A minha melhor composição chama-se "Gosto e não gosto". Já foi há uns anos, até deixei de a ouvir, mas quando recentemente resolvemos repescar temas antigos do Contentor, para completar uma eventual atuação ao vivo, que pode acontecer ou não este verão - e quando a recordei, sentenciei: é a minha melhor composição - musical bem entendido, porque à letra só dei o título - que sugeri ao Miguel, que escreveu o resto. Era sobre isto que queria escrever hoje, e não sabendo por onde lhe pegar, pego-lhe por qualquer lado.

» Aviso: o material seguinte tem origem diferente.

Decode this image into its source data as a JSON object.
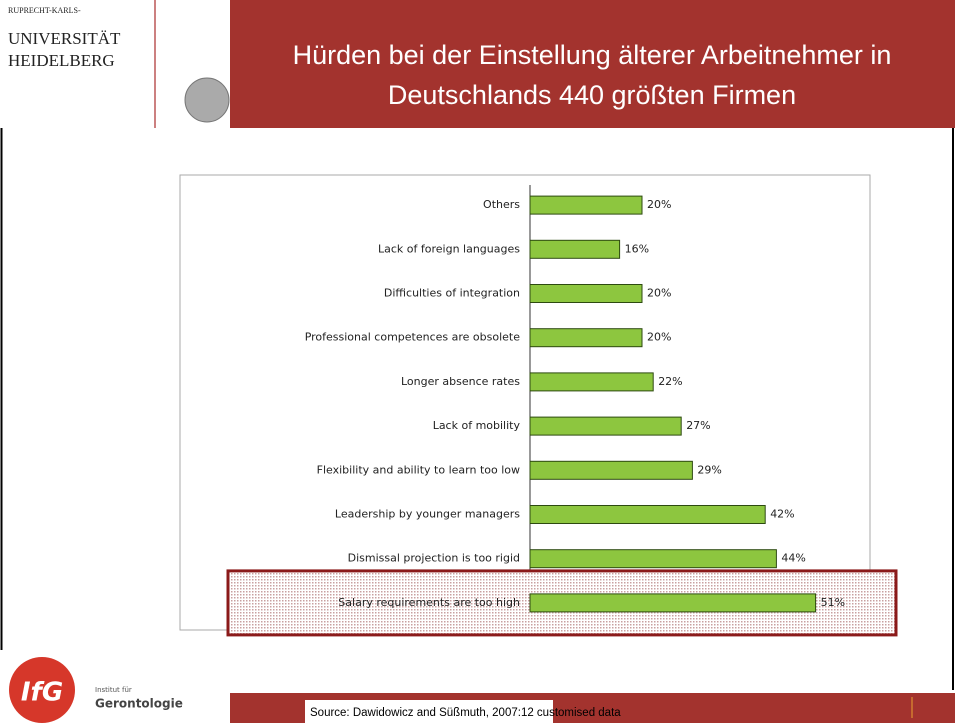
{
  "header": {
    "university": [
      "RUPRECHT-KARLS-",
      "UNIVERSITÄT",
      "HEIDELBERG"
    ],
    "title": [
      "Hürden bei der Einstellung älterer Arbeitnehmer in",
      "Deutschlands 440 größten Firmen"
    ]
  },
  "chart_data": {
    "type": "hbar",
    "color": "#8dc63f",
    "categories": [
      "Others",
      "Lack of foreign languages",
      "Difficulties of integration",
      "Professional competences are obsolete",
      "Longer absence rates",
      "Lack of mobility",
      "Flexibility and ability to learn too low",
      "Leadership by younger managers",
      "Dismissal projection is too rigid",
      "Salary requirements are too high"
    ],
    "values": [
      20,
      16,
      20,
      20,
      22,
      27,
      29,
      42,
      44,
      51
    ],
    "value_labels": [
      "20%",
      "16%",
      "20%",
      "20%",
      "22%",
      "27%",
      "29%",
      "42%",
      "44%",
      "51%"
    ],
    "xlim": [
      0,
      60
    ],
    "highlight": 9
  },
  "footer": {
    "source": "Source: Dawidowicz and Süßmuth, 2007:12 customised data",
    "logo": {
      "mark": "IfG",
      "lines": [
        "Institut für",
        "Gerontologie"
      ]
    }
  }
}
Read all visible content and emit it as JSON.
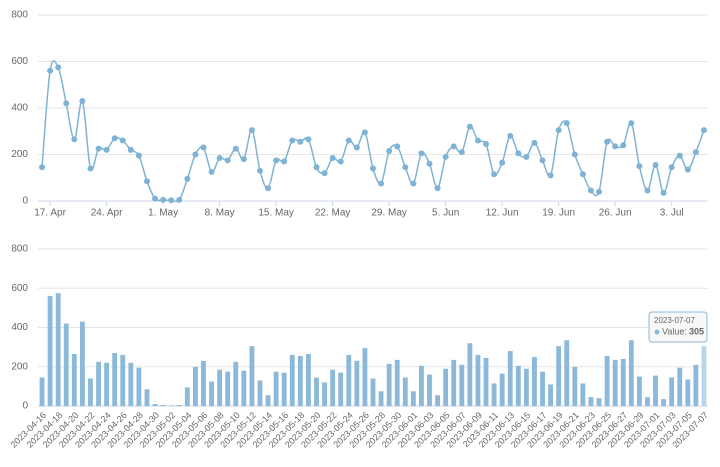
{
  "chart_data": [
    {
      "type": "line",
      "color": "#7fb3d5",
      "ylim": [
        0,
        800
      ],
      "yticks": [
        0,
        200,
        400,
        600,
        800
      ],
      "grid": true,
      "categories": [
        null,
        "17. Apr",
        null,
        null,
        null,
        null,
        null,
        null,
        "24. Apr",
        null,
        null,
        null,
        null,
        null,
        null,
        "1. May",
        null,
        null,
        null,
        null,
        null,
        null,
        "8. May",
        null,
        null,
        null,
        null,
        null,
        null,
        "15. May",
        null,
        null,
        null,
        null,
        null,
        null,
        "22. May",
        null,
        null,
        null,
        null,
        null,
        null,
        "29. May",
        null,
        null,
        null,
        null,
        null,
        null,
        "5. Jun",
        null,
        null,
        null,
        null,
        null,
        null,
        "12. Jun",
        null,
        null,
        null,
        null,
        null,
        null,
        "19. Jun",
        null,
        null,
        null,
        null,
        null,
        null,
        "26. Jun",
        null,
        null,
        null,
        null,
        null,
        null,
        "3. Jul",
        null,
        null,
        null,
        null
      ],
      "values": [
        145,
        560,
        575,
        420,
        265,
        430,
        140,
        225,
        220,
        270,
        260,
        220,
        195,
        85,
        10,
        5,
        3,
        5,
        95,
        200,
        230,
        125,
        185,
        175,
        225,
        180,
        305,
        130,
        55,
        175,
        170,
        260,
        255,
        265,
        145,
        120,
        185,
        170,
        260,
        230,
        295,
        140,
        75,
        215,
        235,
        145,
        75,
        205,
        160,
        55,
        190,
        235,
        210,
        320,
        260,
        245,
        115,
        165,
        280,
        205,
        190,
        250,
        175,
        110,
        305,
        335,
        200,
        115,
        45,
        40,
        255,
        235,
        240,
        335,
        150,
        45,
        155,
        35,
        145,
        195,
        135,
        210,
        305
      ]
    },
    {
      "type": "bar",
      "color": "#8cb9d9",
      "ylim": [
        0,
        800
      ],
      "yticks": [
        0,
        200,
        400,
        600,
        800
      ],
      "grid": true,
      "categories": [
        "2023-04-16",
        null,
        "2023-04-18",
        null,
        "2023-04-20",
        null,
        "2023-04-22",
        null,
        "2023-04-24",
        null,
        "2023-04-26",
        null,
        "2023-04-28",
        null,
        "2023-04-30",
        null,
        "2023-05-02",
        null,
        "2023-05-04",
        null,
        "2023-05-06",
        null,
        "2023-05-08",
        null,
        "2023-05-10",
        null,
        "2023-05-12",
        null,
        "2023-05-14",
        null,
        "2023-05-16",
        null,
        "2023-05-18",
        null,
        "2023-05-20",
        null,
        "2023-05-22",
        null,
        "2023-05-24",
        null,
        "2023-05-26",
        null,
        "2023-05-28",
        null,
        "2023-05-30",
        null,
        "2023-06-01",
        null,
        "2023-06-03",
        null,
        "2023-06-05",
        null,
        "2023-06-07",
        null,
        "2023-06-09",
        null,
        "2023-06-11",
        null,
        "2023-06-13",
        null,
        "2023-06-15",
        null,
        "2023-06-17",
        null,
        "2023-06-19",
        null,
        "2023-06-21",
        null,
        "2023-06-23",
        null,
        "2023-06-25",
        null,
        "2023-06-27",
        null,
        "2023-06-29",
        null,
        "2023-07-01",
        null,
        "2023-07-03",
        null,
        "2023-07-05",
        null,
        "2023-07-07"
      ],
      "values": [
        145,
        560,
        575,
        420,
        265,
        430,
        140,
        225,
        220,
        270,
        260,
        220,
        195,
        85,
        10,
        5,
        3,
        5,
        95,
        200,
        230,
        125,
        185,
        175,
        225,
        180,
        305,
        130,
        55,
        175,
        170,
        260,
        255,
        265,
        145,
        120,
        185,
        170,
        260,
        230,
        295,
        140,
        75,
        215,
        235,
        145,
        75,
        205,
        160,
        55,
        190,
        235,
        210,
        320,
        260,
        245,
        115,
        165,
        280,
        205,
        190,
        250,
        175,
        110,
        305,
        335,
        200,
        115,
        45,
        40,
        255,
        235,
        240,
        335,
        150,
        45,
        155,
        35,
        145,
        195,
        135,
        210,
        305
      ],
      "tooltip": {
        "title": "2023-07-07",
        "label": "Value:",
        "value": 305
      }
    }
  ]
}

Acabo de ler o Mia Couto no seu 'mapeador de ausências', fazem-me falta livros assim, só quando acabei é que dei conta da companhia que me fez esse livro, quem não lê perde um bom amigo todos os dias. Gostei e não gostei. Faz falta haver sempre algo de que não se gosta também. Opto por não começar logo "A mulher do quimono branco", Ana Johns, que está já na calha. É que fiz uma subscrição de 5,99 por mês no meu ebook, passe a publicidade, assim já sei o que vou ler a seguir. Boas prendas estes ebooks que demos um ao outro no natal passado, eu e a Quica, a minha mãe completou as prendas com as respetivas capas.

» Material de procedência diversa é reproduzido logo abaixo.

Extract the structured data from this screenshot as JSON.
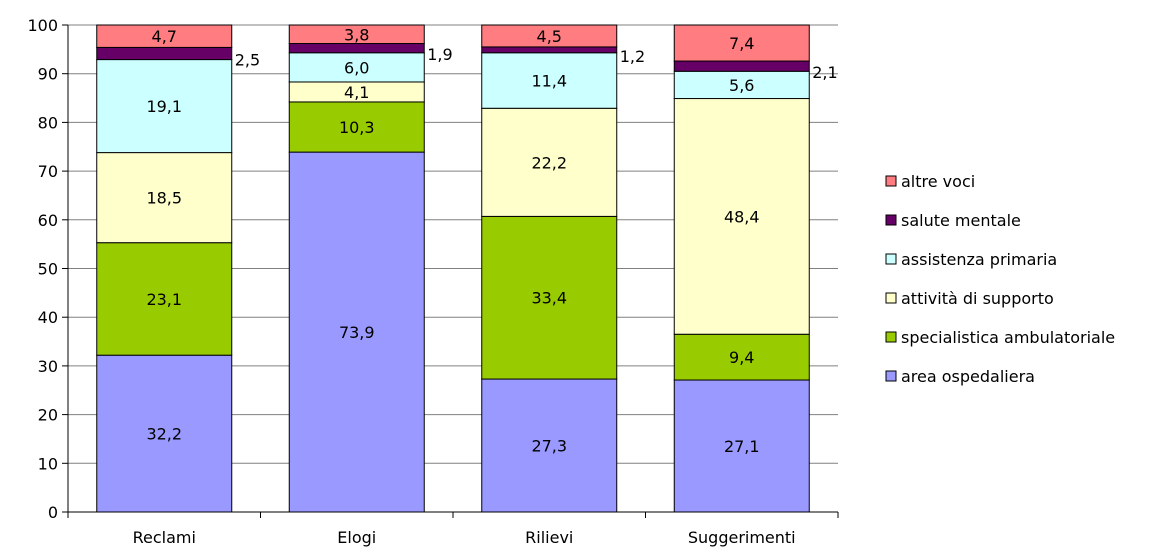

Em vez de começar a ler o próximo pus-me a escrever estas banalidades, mas faltam-me as palavras para espantar os meus fantasmas, quando os procuro para me redimir já lá não estão, quando os evito acenam-me outra vez, como quem diz: é melhor aprendermos a viver juntos, porque nunca nos vamos ir embora. Chama-se a isso o passado, aquilo que não se pode tocar. Enquanto isso o futuro, como ainda não está cá, abstém-se.
Já deixei de ter futuro. Isto é apenas uma constatação, o que em nenhum sentido é negativo, antes realista. É até positivo, ainda bem, gosto de ser realista, aproxima-me da verdade. O equívoco maior que observo nos que me rodeiam é confundir a felicidade com o realizar dos sonhos. Isso é um equívoco. A felicidade não é o realizar dos sonhos. Ou melhor, será o realizar dos sonhos mais profundos, que nem sabemos que temos, mas não o realizar dos sonhos emprestados pela nossa educação etc. e tal. Felizmente pertenço a uma geração que se rebelou contra o status quo, o dos sonhos emprestados pelas gerações anteriores.

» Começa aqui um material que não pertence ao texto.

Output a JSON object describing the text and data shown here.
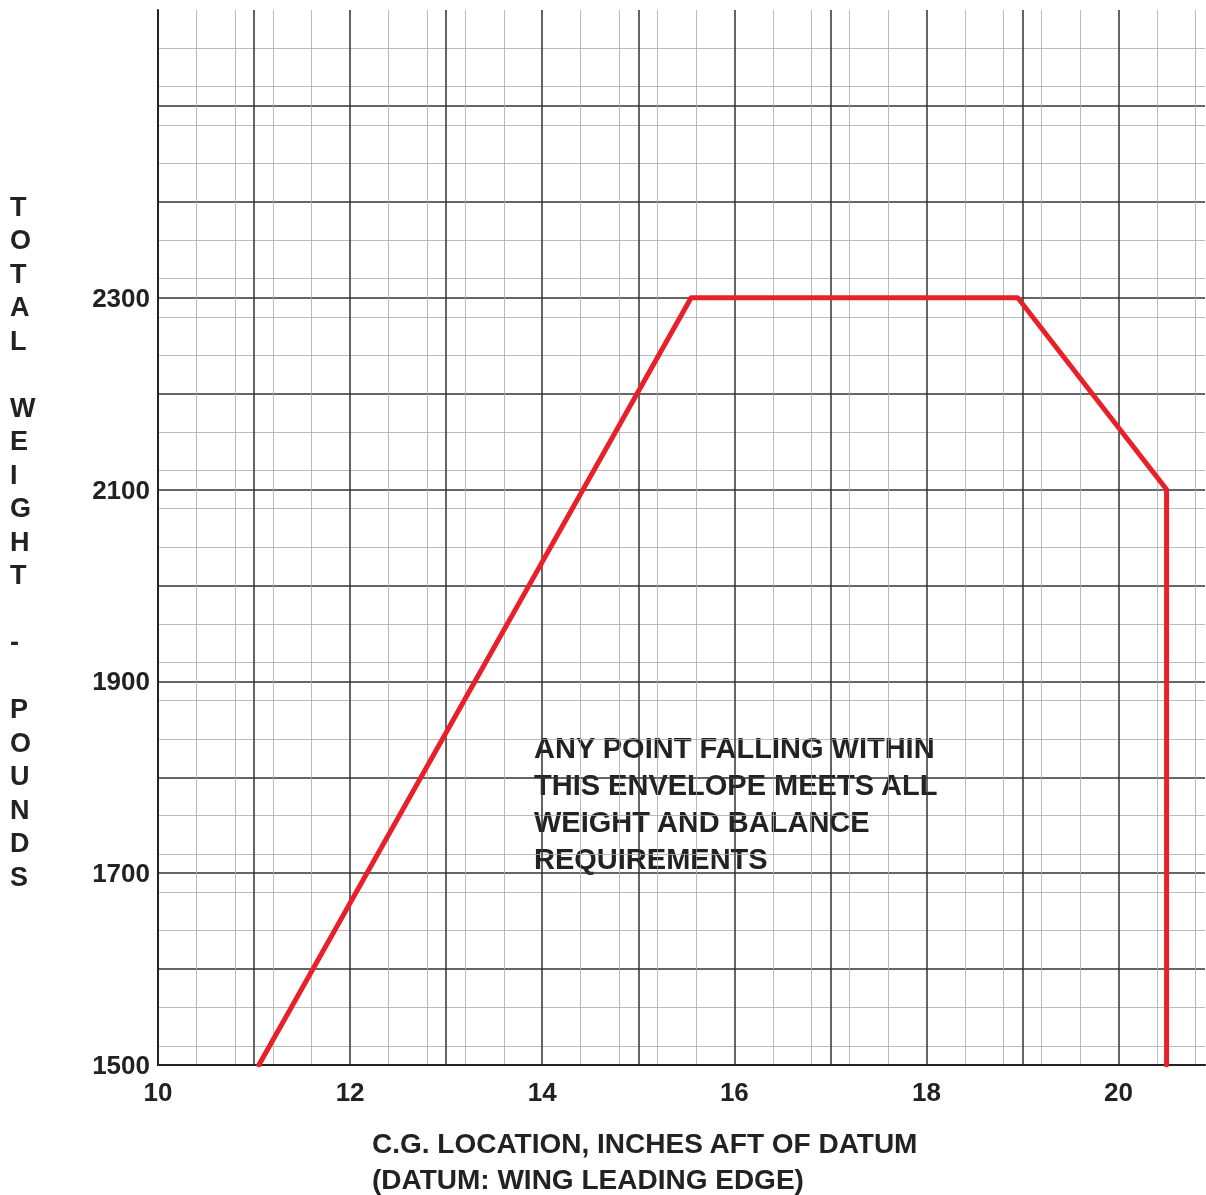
{
  "chart_data": {
    "type": "line",
    "xlabel": "C.G. LOCATION, INCHES AFT OF DATUM\n(DATUM: WING LEADING EDGE)",
    "ylabel": "TOTAL WEIGHT - POUNDS",
    "annotations": [
      "ANY POINT FALLING WITHIN\nTHIS ENVELOPE MEETS ALL\nWEIGHT AND BALANCE\nREQUIREMENTS"
    ],
    "series": [
      {
        "color": "#e8202a",
        "x": [
          11.05,
          15.55,
          18.95,
          20.5,
          20.5
        ],
        "values": [
          1500,
          2300,
          2300,
          2100,
          1500
        ]
      }
    ],
    "xlim": [
      10,
      20.9
    ],
    "xticks": [
      10,
      {
        "value": 11,
        "label": null
      },
      12,
      {
        "value": 13,
        "label": null
      },
      14,
      {
        "value": 15,
        "label": null
      },
      16,
      {
        "value": 17,
        "label": null
      },
      18,
      {
        "value": 19,
        "label": null
      },
      20
    ],
    "ylim": [
      1500,
      2600
    ],
    "yticks": [
      1500,
      {
        "value": 1600,
        "label": null
      },
      1700,
      {
        "value": 1800,
        "label": null
      },
      1900,
      {
        "value": 2000,
        "label": null
      },
      2100,
      {
        "value": 2200,
        "label": null
      },
      2300,
      {
        "value": 2400,
        "label": null
      },
      {
        "value": 2500,
        "label": null
      }
    ],
    "grid": true,
    "marker": "none",
    "line_style": "solid"
  }
}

Lembro-me a propósito do pianista Chic Corea de pé no palco do coliseu de Lisboa, a dizer ao público que o ovacionava no fim do espetáculo: "I must be happy" - e eu interpreto o que ele quiz dizer assim: quem não ficaria feliz com isto, excepto eu? Porque eu... eu só fico feliz quando me distraio de mim com qualquer coisa, por exemplo a tocar... só então me encontro, quando me distraio de mim. Subentendi o que ele queria dizer: agora assim a baterem palmas não consigo.
Portanto, em vez de 'gosto', prefiro 'gosto e não gosto', não creio que vá algum dia haver essa opção nas redes sociais. É demasiado ambígua. Mas traduz este cenário, em relação ao que gostamos realmente, é que pode vir - e vem - encapsulado com o que não gostamos. Vou dar um exemplo, uma das memórias que guardo para sempre como momento feliz passou-se de noite, numa ocasião em que fui apanhado fora de casa sem guarda chuva e sem ter onde me abrigar, e me foram literalmente despejados sobre a cabeça baldes e baldes de água da chuva, até que desisti de me abrigar e a recebi e braços abertos, rindo a bandeiras despregadas - no entanto, se me perguntarem, não, não gosto de apanhar chuva. Donc concluo: só se é feliz se... obrigado.